Canadian crude price relationships are therefore generally governed by discounts against WTI at Cushing and Maya at the Gulf Coast. These discounts narrow and widen in response to crude congestion on the pipelines from Canada but are also influenced at the Gulf Coast by differences between sweet and sour crude prices. The chart in Figure #1 shows values for WCS discounts to WTI (red line) and to Maya (blue line) since December 2014. Remember that even though the values in the chart are positive – these are discounts. Looking first at the WCS discount to WTI you can see that it falls from a high of $17.40/Bbl in mid-December to a low of $7/Bbl in early June (green dashed arrow).
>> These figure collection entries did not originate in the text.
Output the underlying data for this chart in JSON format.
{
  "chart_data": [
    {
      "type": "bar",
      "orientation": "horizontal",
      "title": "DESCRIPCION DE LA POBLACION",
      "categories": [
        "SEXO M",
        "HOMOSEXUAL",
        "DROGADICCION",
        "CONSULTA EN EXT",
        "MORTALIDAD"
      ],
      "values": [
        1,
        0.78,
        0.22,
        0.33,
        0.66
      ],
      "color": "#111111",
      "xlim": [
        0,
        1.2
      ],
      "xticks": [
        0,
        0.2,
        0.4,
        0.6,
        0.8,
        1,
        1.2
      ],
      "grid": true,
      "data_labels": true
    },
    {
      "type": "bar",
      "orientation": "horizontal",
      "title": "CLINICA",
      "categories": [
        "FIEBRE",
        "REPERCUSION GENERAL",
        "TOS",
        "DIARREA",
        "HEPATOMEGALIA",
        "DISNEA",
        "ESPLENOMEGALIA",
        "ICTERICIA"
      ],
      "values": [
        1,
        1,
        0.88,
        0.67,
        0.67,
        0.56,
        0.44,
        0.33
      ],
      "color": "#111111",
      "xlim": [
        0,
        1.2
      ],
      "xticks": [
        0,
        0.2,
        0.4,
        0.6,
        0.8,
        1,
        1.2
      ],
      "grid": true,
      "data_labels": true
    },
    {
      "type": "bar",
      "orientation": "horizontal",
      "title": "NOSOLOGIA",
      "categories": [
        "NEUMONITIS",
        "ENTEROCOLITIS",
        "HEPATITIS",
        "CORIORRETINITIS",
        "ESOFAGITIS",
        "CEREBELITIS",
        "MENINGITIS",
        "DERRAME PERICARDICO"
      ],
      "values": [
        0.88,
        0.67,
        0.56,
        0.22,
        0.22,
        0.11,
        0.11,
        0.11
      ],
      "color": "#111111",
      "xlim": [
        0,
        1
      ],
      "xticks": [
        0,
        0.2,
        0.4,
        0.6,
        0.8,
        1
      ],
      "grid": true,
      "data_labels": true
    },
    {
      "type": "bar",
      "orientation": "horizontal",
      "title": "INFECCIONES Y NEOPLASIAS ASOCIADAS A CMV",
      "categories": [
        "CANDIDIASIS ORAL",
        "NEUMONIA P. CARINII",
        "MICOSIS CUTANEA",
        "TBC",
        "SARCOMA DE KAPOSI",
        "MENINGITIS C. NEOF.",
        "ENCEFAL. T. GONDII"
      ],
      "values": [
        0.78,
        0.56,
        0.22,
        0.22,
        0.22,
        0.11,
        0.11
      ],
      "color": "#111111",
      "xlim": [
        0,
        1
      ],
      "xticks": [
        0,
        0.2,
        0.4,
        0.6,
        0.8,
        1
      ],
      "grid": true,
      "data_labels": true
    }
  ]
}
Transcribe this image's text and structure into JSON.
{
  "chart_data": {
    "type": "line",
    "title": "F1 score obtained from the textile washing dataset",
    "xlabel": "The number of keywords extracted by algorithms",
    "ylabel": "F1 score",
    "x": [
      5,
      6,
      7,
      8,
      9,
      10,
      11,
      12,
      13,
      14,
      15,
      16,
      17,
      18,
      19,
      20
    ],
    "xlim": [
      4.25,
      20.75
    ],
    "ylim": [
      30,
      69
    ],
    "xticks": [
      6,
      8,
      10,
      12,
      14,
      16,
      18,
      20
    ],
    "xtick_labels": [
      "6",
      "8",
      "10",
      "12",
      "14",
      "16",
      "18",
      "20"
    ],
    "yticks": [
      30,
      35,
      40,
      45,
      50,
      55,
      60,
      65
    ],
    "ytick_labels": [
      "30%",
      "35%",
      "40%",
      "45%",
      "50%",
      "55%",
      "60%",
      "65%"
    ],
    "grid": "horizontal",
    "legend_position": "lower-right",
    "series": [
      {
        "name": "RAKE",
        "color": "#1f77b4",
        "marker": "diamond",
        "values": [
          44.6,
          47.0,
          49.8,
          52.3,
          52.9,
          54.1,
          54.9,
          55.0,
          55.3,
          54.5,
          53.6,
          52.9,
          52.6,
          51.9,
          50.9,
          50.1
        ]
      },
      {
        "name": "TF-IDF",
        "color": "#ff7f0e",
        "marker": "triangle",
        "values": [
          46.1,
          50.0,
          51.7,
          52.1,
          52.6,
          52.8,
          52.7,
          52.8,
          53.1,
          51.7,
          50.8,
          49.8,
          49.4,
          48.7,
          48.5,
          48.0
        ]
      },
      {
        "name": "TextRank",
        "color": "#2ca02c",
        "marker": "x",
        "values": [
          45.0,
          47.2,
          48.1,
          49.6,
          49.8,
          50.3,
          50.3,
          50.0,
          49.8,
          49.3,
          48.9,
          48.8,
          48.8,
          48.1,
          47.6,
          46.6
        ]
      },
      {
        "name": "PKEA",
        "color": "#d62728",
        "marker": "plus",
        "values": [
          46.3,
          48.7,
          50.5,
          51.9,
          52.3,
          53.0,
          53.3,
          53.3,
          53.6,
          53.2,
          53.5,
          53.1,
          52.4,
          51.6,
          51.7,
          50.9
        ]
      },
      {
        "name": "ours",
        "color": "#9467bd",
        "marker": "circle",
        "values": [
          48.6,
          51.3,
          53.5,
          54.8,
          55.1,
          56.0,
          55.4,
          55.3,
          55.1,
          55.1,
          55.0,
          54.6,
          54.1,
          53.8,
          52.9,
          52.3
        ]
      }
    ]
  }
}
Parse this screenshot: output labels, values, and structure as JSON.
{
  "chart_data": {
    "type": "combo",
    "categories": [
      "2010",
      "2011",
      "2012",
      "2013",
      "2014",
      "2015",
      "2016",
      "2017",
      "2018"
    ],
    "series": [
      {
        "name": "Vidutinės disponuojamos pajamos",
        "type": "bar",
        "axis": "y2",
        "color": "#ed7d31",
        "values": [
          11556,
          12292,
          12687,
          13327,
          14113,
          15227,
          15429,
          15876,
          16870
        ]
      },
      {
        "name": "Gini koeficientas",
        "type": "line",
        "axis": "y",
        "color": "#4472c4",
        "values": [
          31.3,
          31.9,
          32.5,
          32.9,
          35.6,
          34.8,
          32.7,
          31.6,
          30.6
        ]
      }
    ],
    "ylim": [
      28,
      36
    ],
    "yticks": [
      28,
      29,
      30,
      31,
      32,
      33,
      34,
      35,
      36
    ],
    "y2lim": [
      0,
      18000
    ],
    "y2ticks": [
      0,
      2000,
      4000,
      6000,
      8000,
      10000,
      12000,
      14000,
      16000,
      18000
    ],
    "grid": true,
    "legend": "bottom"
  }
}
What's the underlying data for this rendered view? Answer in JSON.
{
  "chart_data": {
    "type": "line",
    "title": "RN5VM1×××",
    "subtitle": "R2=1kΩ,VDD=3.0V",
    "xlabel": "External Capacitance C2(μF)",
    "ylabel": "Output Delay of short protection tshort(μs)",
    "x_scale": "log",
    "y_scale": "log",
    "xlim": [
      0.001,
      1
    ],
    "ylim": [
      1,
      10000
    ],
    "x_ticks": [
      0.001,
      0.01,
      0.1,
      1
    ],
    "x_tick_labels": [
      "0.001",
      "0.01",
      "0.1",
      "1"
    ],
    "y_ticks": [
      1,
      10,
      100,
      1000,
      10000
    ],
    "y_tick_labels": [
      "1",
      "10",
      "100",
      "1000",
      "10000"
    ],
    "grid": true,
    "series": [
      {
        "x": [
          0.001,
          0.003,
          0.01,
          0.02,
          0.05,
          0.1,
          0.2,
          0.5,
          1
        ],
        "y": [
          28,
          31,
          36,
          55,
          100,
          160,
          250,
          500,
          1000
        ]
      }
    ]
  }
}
During this period the opening of the 600 Mb/d Enbridge Flanagan South pipeline between Illinois and Cushing as well as the 450 Mb/d Seaway Twin pipeline from Cushing to Houston made incremental pipeline capacity available – relieving congestion to both Cushing and the Gulf Coast (see They Did It Seaway). That additional capacity provided support for WCS and reduced its discount to WTI. Then in June 2015 forest fires in Alberta shut in about 200 Mb/d of Western Canadian production – causing a shortage of crude to meet demand in the Midwest - reducing the WTI discount to a low of $7/Bbl – an indication of how things might be all the time if there were no transport congestion.